Scout reports against whatever channel cuts are sitting in your SPINS extracts, the same Natural, MULO, and MULO+ slices SPINS publishes, in one analytical surface. The choice of denominator is visible in the dashboard rather than buried in a report's defaults. For a brand that genuinely spans channels, that's what kills the "which number do I show the board" scramble, the one that happens when three valid answers live in three different files. The board question, "what's our MULO+ total," becomes a read, not a derivation.

Summary + further reading

  • MULO is the conventional grocery + drug + mass + club + dollar aggregate, an industry-standard cut that started with IRI/Circana.

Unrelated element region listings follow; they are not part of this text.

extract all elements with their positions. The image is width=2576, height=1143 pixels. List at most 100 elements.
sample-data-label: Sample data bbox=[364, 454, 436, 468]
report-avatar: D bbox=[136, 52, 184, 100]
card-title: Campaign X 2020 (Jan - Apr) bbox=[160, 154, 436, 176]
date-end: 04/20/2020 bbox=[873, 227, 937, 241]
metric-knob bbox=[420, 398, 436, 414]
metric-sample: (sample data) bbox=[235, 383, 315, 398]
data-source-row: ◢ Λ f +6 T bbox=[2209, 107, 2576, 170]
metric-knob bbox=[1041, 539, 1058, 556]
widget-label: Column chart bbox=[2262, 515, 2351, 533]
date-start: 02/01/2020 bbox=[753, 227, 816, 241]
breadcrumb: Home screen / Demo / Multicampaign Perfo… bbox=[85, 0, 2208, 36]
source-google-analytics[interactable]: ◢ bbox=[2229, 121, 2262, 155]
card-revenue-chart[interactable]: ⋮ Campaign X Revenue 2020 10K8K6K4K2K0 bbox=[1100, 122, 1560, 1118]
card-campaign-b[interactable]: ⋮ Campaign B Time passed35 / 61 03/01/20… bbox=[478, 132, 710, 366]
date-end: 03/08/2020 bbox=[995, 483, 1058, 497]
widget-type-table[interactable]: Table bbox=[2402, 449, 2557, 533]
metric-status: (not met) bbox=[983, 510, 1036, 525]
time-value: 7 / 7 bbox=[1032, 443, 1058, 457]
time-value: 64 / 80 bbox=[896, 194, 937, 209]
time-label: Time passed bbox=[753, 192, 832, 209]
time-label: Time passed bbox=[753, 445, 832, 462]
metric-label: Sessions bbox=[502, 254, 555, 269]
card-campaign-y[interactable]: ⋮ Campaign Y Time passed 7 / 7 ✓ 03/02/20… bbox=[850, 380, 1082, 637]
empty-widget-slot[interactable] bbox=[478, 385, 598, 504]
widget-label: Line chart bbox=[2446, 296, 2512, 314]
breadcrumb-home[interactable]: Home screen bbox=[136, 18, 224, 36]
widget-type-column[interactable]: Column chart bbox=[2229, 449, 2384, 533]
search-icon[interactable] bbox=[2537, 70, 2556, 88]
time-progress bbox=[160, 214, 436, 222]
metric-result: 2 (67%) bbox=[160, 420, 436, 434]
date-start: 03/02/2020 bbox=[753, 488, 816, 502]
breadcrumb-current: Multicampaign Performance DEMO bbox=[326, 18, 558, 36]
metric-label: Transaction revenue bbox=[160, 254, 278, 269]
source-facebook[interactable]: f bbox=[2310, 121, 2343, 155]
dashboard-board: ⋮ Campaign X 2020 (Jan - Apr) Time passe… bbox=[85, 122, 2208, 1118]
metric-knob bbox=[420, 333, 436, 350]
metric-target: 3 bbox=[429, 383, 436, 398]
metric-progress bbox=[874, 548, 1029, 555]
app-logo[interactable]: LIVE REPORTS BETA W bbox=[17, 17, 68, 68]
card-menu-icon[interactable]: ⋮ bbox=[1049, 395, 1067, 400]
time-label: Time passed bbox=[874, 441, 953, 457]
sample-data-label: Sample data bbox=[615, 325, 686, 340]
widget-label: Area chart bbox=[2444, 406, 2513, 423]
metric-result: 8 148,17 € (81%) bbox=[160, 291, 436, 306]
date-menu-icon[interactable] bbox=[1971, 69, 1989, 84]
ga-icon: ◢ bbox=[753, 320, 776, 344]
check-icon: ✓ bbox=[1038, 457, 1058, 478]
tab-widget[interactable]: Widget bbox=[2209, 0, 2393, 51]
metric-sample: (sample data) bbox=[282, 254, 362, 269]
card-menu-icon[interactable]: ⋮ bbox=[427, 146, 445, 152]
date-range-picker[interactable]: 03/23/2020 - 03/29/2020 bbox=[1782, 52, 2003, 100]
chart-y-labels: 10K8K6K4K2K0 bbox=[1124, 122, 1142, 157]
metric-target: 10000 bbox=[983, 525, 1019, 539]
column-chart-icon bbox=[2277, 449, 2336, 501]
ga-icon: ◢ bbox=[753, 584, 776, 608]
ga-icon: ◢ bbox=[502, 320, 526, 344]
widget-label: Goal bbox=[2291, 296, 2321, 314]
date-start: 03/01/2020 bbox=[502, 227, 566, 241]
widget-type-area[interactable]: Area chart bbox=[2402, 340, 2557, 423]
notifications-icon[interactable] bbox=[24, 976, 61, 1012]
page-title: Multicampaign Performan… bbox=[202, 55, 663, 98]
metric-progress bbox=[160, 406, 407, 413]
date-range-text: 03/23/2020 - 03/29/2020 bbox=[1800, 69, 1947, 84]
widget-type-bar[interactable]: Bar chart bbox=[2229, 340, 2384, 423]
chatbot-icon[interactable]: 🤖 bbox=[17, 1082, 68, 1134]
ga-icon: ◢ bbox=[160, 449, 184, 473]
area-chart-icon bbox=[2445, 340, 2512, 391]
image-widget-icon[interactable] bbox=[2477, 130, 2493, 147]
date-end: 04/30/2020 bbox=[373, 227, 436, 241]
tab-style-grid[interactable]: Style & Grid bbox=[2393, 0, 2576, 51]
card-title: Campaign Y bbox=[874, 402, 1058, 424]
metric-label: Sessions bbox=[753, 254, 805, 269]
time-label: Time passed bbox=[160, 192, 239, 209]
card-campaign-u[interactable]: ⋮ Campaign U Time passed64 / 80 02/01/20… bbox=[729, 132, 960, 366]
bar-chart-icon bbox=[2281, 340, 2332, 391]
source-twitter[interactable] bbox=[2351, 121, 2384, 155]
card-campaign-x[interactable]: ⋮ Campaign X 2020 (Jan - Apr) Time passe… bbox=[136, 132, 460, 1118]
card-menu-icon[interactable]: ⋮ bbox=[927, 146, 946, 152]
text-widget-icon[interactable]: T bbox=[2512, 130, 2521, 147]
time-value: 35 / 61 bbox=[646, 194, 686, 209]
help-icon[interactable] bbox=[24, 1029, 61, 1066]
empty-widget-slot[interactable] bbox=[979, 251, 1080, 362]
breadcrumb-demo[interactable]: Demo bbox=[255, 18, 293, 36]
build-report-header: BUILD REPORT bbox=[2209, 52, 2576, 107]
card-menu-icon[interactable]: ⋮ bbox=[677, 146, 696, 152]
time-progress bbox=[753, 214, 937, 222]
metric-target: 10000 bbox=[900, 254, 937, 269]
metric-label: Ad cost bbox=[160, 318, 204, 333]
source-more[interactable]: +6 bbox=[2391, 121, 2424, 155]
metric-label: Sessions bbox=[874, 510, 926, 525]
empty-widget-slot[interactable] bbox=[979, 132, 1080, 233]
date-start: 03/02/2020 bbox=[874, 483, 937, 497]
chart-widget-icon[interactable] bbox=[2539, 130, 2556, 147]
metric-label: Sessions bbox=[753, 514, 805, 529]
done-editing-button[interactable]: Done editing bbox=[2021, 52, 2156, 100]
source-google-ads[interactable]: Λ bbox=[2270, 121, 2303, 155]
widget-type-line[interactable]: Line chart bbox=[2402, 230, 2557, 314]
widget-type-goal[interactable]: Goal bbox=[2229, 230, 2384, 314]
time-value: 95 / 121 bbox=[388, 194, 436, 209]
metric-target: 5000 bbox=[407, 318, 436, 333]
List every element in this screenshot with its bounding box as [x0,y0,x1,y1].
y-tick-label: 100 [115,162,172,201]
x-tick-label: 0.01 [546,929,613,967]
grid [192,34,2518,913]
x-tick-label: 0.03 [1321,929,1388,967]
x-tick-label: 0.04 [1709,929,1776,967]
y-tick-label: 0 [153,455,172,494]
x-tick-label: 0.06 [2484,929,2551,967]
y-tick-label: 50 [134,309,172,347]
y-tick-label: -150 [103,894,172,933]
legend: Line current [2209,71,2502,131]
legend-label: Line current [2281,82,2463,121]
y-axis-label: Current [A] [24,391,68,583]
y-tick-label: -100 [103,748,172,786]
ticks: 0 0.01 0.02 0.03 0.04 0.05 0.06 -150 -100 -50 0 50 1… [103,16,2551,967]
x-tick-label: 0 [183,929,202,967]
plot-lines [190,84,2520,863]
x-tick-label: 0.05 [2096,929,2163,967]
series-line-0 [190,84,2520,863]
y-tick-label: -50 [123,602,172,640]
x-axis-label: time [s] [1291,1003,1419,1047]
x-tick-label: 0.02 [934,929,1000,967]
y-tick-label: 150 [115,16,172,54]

  • MULO+ is SPINS' extension: it adds the SNE (Specialty/Natural Enhanced) channel onto MULO, with the conventional side powered by Circana data.
  • Whole Foods sits outside SPINS coverage completely. For a Whole Foods read, brands go to NielsenIQ, which carries it directly; Circana only offers a channel-total projection.
  • Don't treat cross-syndicator MULO comparisons (Circana MULO vs. SPINS MULO+) as apples-to-apples. Denominator and retailer-list differences matter, and Whole Foods especially.